Generally, the annuity is funded by selling the donated land (after placing conservation restrictions on it, if warranted). Land trusts can acquire important conservation land in this manner: the annuity becomes a form of installment purchase with the donor entitled to a charitable income tax deduction (based on the donated land’s value less the expected value of the annuity payments, determined from IRS actuarial tables). The capital gains tax is lower than in a fair market value sale and can be spread over the term of the donor’s actuarial life expectancy.
You can donate a conservation easement to one land trust while granting the land itself to a second organization (in return for a charitable gift annuity). Or you can grant unrestricted land to an organization that will set up a gift annuity and place the land under easement before selling it. In either case, the organization may sell the easement-protected property to generate the income needed for annuity payments. Any surplus proceeds, after the annuity obligation expires, support the organization’s conservation work.
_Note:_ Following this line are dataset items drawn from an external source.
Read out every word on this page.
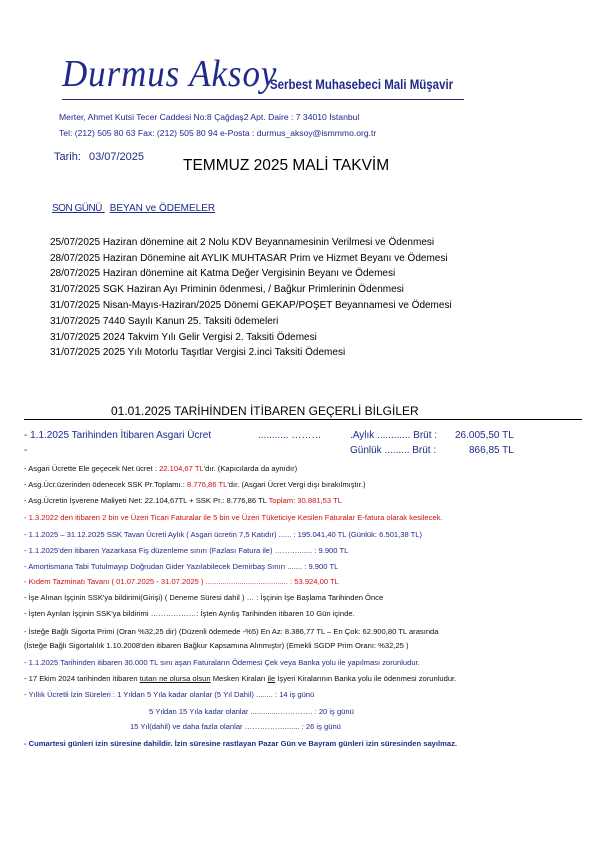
Durmus Aksoy
Serbest Muhasebeci Mali Müşavir
Merter, Ahmet Kutsi Tecer Caddesi No:8 Çağdaş2 Apt. Daire : 7 34010 İstanbul
Tel: (212) 505 80 63 Fax: (212) 505 80 94 e-Posta : durmus_aksoy@ismmmo.org.tr
Tarih: 03/07/2025	TEMMUZ 2025 MALİ TAKVİM
SON GÜNÜ BEYAN ve ÖDEMELER
25/07/2025 Haziran dönemine ait 2 Nolu KDV Beyannamesinin Verilmesi ve Ödenmesi
28/07/2025 Haziran Dönemine ait AYLIK MUHTASAR Prim ve Hizmet Beyanı ve Ödemesi
28/07/2025 Haziran dönemine ait Katma Değer Vergisinin Beyanı ve Ödemesi
31/07/2025 SGK Haziran Ayı Priminin ödenmesi, / Bağkur Primlerinin Ödenmesi
31/07/2025 Nisan-Mayıs-Haziran/2025 Dönemi GEKAP/POŞET Beyannamesi ve Ödemesi
31/07/2025 7440 Sayılı Kanun 25. Taksiti ödemeleri
31/07/2025 2024 Takvim Yılı Gelir Vergisi 2. Taksiti Ödemesi
31/07/2025 2025 Yılı Motorlu Taşıtlar Vergisi 2.inci Taksiti Ödemesi
01.01.2025 TARİHİNDEN İTİBAREN GEÇERLİ BİLGİLER
- 1.1.2025 Tarihinden İtibaren Asgari Ücret	........... ………	.Aylık ............ Brüt : 26.005,50 TL
-	Günlük ......... Brüt :	866,85 TL
- Asgari Ücrette Ele geçecek Net ücret : 22.104,67 TL'dır. (Kapıcılarda da aynıdır)
- Asg.Ücr.üzerinden ödenecek SSK Pr.Toplamı.: 8.776,86 TL'dır. (Asgari Ücret Vergi dışı bırakılmıştır.)
- Asg.Ücretin İşverene Maliyeti Net: 22.104,67TL + SSK Pr.: 8.776,86 TL Toplam: 30.881,53 TL
- 1.3.2022 den itibaren 2 bin ve Üzeri Ticari Faturalar ile 5 bin ve Üzeri Tüketiciye Kesilen Faturalar E-fatura olarak kesilecek.
- 1.1.2025 – 31.12.2025 SSK Tavan Ücreti Aylık ( Asgari ücretin 7,5 Katıdır) ...... : 195.041,40 TL (Günlük: 6.501,38 TL)
- 1.1.2025'den itibaren Yazarkasa Fiş düzenleme sınırı (Fazlası Fatura ile) ………....... : 9.900 TL
- Amortismana Tabi Tutulmayıp Doğrudan Gider Yazılabilecek Demirbaş Sınırı ....... : 9.900 TL
- Kıdem Tazminatı Tavanı ( 01.07.2025 - 31.07.2025 ) ....................................... : 53.924,00 TL
- İşe Alınan İşçinin SSK'ya bildirimi(Girişi) ( Deneme Süresi dahil ) … : İşçinin İşe Başlama Tarihinden Önce
- İşten Ayrılan İşçinin SSK'ya bildirimi ………………: İşten Ayrılış Tarihinden itibaren 10 Gün içinde.
- İsteğe Bağlı Sigorta Primi (Oran %32,25 dir) (Düzenli ödemede -%5) En Az: 8.386,77 TL – En Çok: 62.900,80 TL arasında
(İsteğe Bağlı Sigortalılık 1.10.2008'den itibaren Bağkur Kapsamına Alınmıştır) (Emekli SGDP Prim Oranı: %32,25 )
- 1.1.2025 Tarihinden itibaren 30.000 TL sını aşan Faturaların Ödemesi Çek veya Banka yolu ile yapılması zorunludur.
- 17 Ekim 2024 tarihinden itibaren tutarı ne olursa olsun Mesken Kiraları ile İşyeri Kiralarının Banka yolu ile ödenmesi zorunludur.
- Yıllık Ücretli İzin Süreleri : 1 Yıldan 5 Yıla kadar olanlar (5 Yıl Dahil) ........ : 14 iş günü
5 Yıldan 15 Yıla kadar olanlar ..............…………. : 20 iş günü
15 Yıl(dahil) ve daha fazla olanlar ……………........ : 26 iş günü
- Cumartesi günleri izin süresine dahildir. İzin süresine rastlayan Pazar Gün ve Bayram günleri izin süresinden sayılmaz.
Charitable Remainder Trust
The charitable remainder trust (CRT), while not in itself a land protection tool, can be combined with a conservation easement to preserve land and provide lifetime financial benefits for the donor. The CRT is most advantageous for those who hold highly appreciated property that they no longer wish to own. It allows the donor to convert a low-yielding asset into an income generating asset while benefiting a charity (such as a land trust) and avoiding a capital gains tax on the sale. The landowner establishes a CRT and then gives her property to it. The CRT then sells the property and invests the proceeds to fund guaranteed annual income payments for a set period of years or for the lifetime of the landowner and named beneficiaries. At the end of that term, the Trust pays out the remaining invested funds to the charity.
With a CRT, the donor/landowner gets both guaranteed income and a current income tax deduction for the eventual gift to the charity (based on the asset’s value less the expected value of annual income payments). Net income for the landowner and any named beneficiaries may actually be greater than from a private sale since the capital gains tax is avoided. Unlike the charitable gift annuity which is limited to two beneficiaries, the CRT permits any number of beneficiaries (although greater numbers of beneficiaries result in a lower charitable deduction).
CRTs can provide important financial support for nonprofit organizations, enhancing their work beyond the beneficiaries’ lifetimes. They can also be used in conjunction with conservation easements if the easement is completed before the property is given to the CRT (which is not permitted to donate an easement or land because it would lower payments to beneficiaries). If a land trust would like to own the property as a preserve but cannot pay its full value, the landowner can donate a partial interest in the property to the land trust prior to establishing the CRT, and then the CRT can offer the remaining partial interest for sale. The land trust is the most likely buyer, but it is critical that the sale not be arranged before the CRT is set up. Proceeds from the sale of the remaining partial interest will fund the CRT, and the land trust can own the land for a bargain price.
The initial gift for a CRT must be quite large (more than $50,000) due to administrative costs. Most trusts are administered by a financial institution, although they may be managed by an individual (even the donor). The advice of a tax attorney or financial planner is essential when considering these kinds of gifts, given their complexity.